The company’s fourth quarter results, reported yesterday, crushed the expectations of analysts: earnings per share was 18 cents, double the consensus view of 9 cents, while revenue at nearly $286 million beat the $281 million forecast and rose 44 percent after backing out the effects of currency exchange rates.
But today shares fell more than 20 percent and brought the shares of other cloud software companies — including Salesforce.com and Workday — along with it. See the five-day chart below.
Why? Billings were just shy of $366 million in the quarter, not the $375 million analysts had been looking for. Oops. On a conference call with analysts, CFO Michael Scarpelli said the company made an “error in its forecasting” which affected its guidance for the coming year. “If that error did not occur, we would have landed within the midpoint of our range,” he said.
The error, which stemmed partially from a large customer switching from paying once a year to every six months — affected billings, an important figure for cloud software companies.
Billings combines revenue (money collected for services delivered during the quarter) with deferred revenue (money that’s known to be coming in for services that haven’t been delivered yet). Analysts had expected billings of about $375 million for the current quarter, and north of $1.6 billion based on prior guidance from ServiceNow. The error that affected the outlook wasn’t caught until Dec. 15.
In the immortal words of Homer Simpson: “Doh!”
ServiceNow’s market valuation fell by more than $3 billion.

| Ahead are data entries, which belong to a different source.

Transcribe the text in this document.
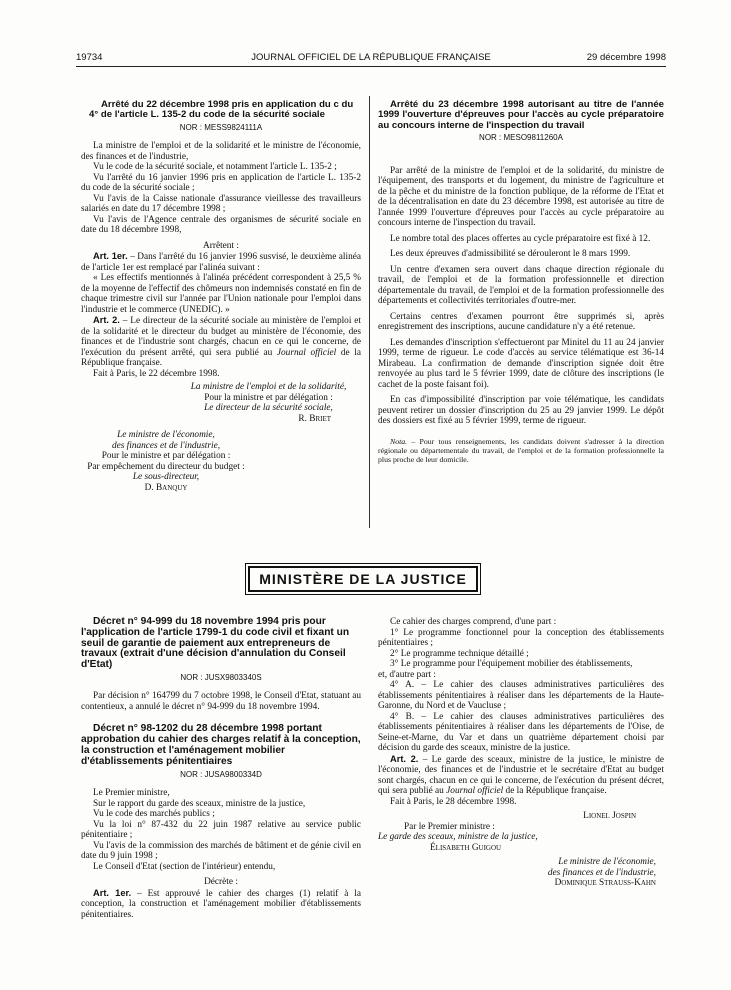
19734	JOURNAL OFFICIEL DE LA RÉPUBLIQUE FRANÇAISE	29 décembre 1998

Arrêté du 22 décembre 1998 pris en application du c du 4° de l'article L. 135-2 du code de la sécurité sociale

NOR : MESS9824111A

La ministre de l'emploi et de la solidarité et le ministre de l'économie, des finances et de l'industrie,

Vu le code de la sécurité sociale, et notamment l'article L. 135-2 ;

Vu l'arrêté du 16 janvier 1996 pris en application de l'article L. 135-2 du code de la sécurité sociale ;

Vu l'avis de la Caisse nationale d'assurance vieillesse des travailleurs salariés en date du 17 décembre 1998 ;

Vu l'avis de l'Agence centrale des organismes de sécurité sociale en date du 18 décembre 1998,

Arrêtent :

Art. 1er. – Dans l'arrêté du 16 janvier 1996 susvisé, le deuxième alinéa de l'article 1er est remplacé par l'alinéa suivant :

« Les effectifs mentionnés à l'alinéa précédent correspondent à 25,5 % de la moyenne de l'effectif des chômeurs non indemnisés constaté en fin de chaque trimestre civil sur l'année par l'Union nationale pour l'emploi dans l'industrie et le commerce (UNEDIC). »

Art. 2. – Le directeur de la sécurité sociale au ministère de l'emploi et de la solidarité et le directeur du budget au ministère de l'économie, des finances et de l'industrie sont chargés, chacun en ce qui le concerne, de l'exécution du présent arrêté, qui sera publié au Journal officiel de la République française.

Fait à Paris, le 22 décembre 1998.

La ministre de l'emploi et de la solidarité,
Pour la ministre et par délégation :
Le directeur de la sécurité sociale,
R. Briet
Le ministre de l'économie,
des finances et de l'industrie,
Pour le ministre et par délégation :
Par empêchement du directeur du budget :
Le sous-directeur,
D. Banquy

Arrêté du 23 décembre 1998 autorisant au titre de l'année 1999 l'ouverture d'épreuves pour l'accès au cycle préparatoire au concours interne de l'inspection du travail

NOR : MESO9811260A

Par arrêté de la ministre de l'emploi et de la solidarité, du ministre de l'équipement, des transports et du logement, du ministre de l'agriculture et de la pêche et du ministre de la fonction publique, de la réforme de l'Etat et de la décentralisation en date du 23 décembre 1998, est autorisée au titre de l'année 1999 l'ouverture d'épreuves pour l'accès au cycle préparatoire au concours interne de l'inspection du travail.

Le nombre total des places offertes au cycle préparatoire est fixé à 12.

Les deux épreuves d'admissibilité se dérouleront le 8 mars 1999.

Un centre d'examen sera ouvert dans chaque direction régionale du travail, de l'emploi et de la formation professionnelle et direction départementale du travail, de l'emploi et de la formation professionnelle des départements et collectivités territoriales d'outre-mer.

Certains centres d'examen pourront être supprimés si, après enregistrement des inscriptions, aucune candidature n'y a été retenue.

Les demandes d'inscription s'effectueront par Minitel du 11 au 24 janvier 1999, terme de rigueur. Le code d'accès au service télématique est 36-14 Mirabeau. La confirmation de demande d'inscription signée doit être renvoyée au plus tard le 5 février 1999, date de clôture des inscriptions (le cachet de la poste faisant foi).

En cas d'impossibilité d'inscription par voie télématique, les candidats peuvent retirer un dossier d'inscription du 25 au 29 janvier 1999. Le dépôt des dossiers est fixé au 5 février 1999, terme de rigueur.

Nota. – Pour tous renseignements, les candidats doivent s'adresser à la direction régionale ou départementale du travail, de l'emploi et de la formation professionnelle la plus proche de leur domicile.

MINISTÈRE DE LA JUSTICE

Décret n° 94-999 du 18 novembre 1994 pris pour l'application de l'article 1799-1 du code civil et fixant un seuil de garantie de paiement aux entrepreneurs de travaux (extrait d'une décision d'annulation du Conseil d'Etat)

NOR : JUSX9803340S

Par décision n° 164799 du 7 octobre 1998, le Conseil d'Etat, statuant au contentieux, a annulé le décret n° 94-999 du 18 novembre 1994.

Décret n° 98-1202 du 28 décembre 1998 portant approbation du cahier des charges relatif à la conception, la construction et l'aménagement mobilier d'établissements pénitentiaires

NOR : JUSA9800334D

Le Premier ministre,

Sur le rapport du garde des sceaux, ministre de la justice,

Vu le code des marchés publics ;

Vu la loi n° 87-432 du 22 juin 1987 relative au service public pénitentiaire ;

Vu l'avis de la commission des marchés de bâtiment et de génie civil en date du 9 juin 1998 ;

Le Conseil d'Etat (section de l'intérieur) entendu,

Décrète :

Art. 1er. – Est approuvé le cahier des charges (1) relatif à la conception, la construction et l'aménagement mobilier d'établissements pénitentiaires.

Ce cahier des charges comprend, d'une part :

1° Le programme fonctionnel pour la conception des établissements pénitentiaires ;

2° Le programme technique détaillé ;

3° Le programme pour l'équipement mobilier des établissements,

et, d'autre part :

4° A. – Le cahier des clauses administratives particulières des établissements pénitentiaires à réaliser dans les départements de la Haute-Garonne, du Nord et de Vaucluse ;

4° B. – Le cahier des clauses administratives particulières des établissements pénitentiaires à réaliser dans les départements de l'Oise, de Seine-et-Marne, du Var et dans un quatrième département choisi par décision du garde des sceaux, ministre de la justice.

Art. 2. – Le garde des sceaux, ministre de la justice, le ministre de l'économie, des finances et de l'industrie et le secrétaire d'Etat au budget sont chargés, chacun en ce qui le concerne, de l'exécution du présent décret, qui sera publié au Journal officiel de la République française.

Fait à Paris, le 28 décembre 1998.

Lionel Jospin
Par le Premier ministre :
Le garde des sceaux, ministre de la justice,
Élisabeth Guigou
Le ministre de l'économie,
des finances et de l'industrie,
Dominique Strauss-Kahn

Shareholder jitters extended to the other two cloud software flag-bearers, Salesforce and Workday, which fell 2 percent and 4 percent respectively.
Analysts who cover ServiceNow were quick to counsel against hasty judgements.
“Back up the truck” and buy more was the advice of Canaccord analyst Richard Davis.
“While at first blush the quarter/guide looked bad, after walking through a forecasting error … the story doesn’t change materially,” wrote Matthew Hedberg of RBC Capital Markets.
ServiceNow offers cloud-based software and services that help other companies automate their corporate IT environment. The company didn’t comment on the error in addition to what was discussed on the conference call.
Despite the forecasting snafu, CEO Frank Slootman said its pipeline of future business looks promising.
“We really have quite strong visibility in how the business plays out from one quarter to the next,” he said on the conference call. “It’s a nice thing about the SaaS business where you have also big backlogs and deferred [revenue] that it’s really rock solid that way. We really don’t depend on one quarter or another being an outlier either to the positive or the negative.”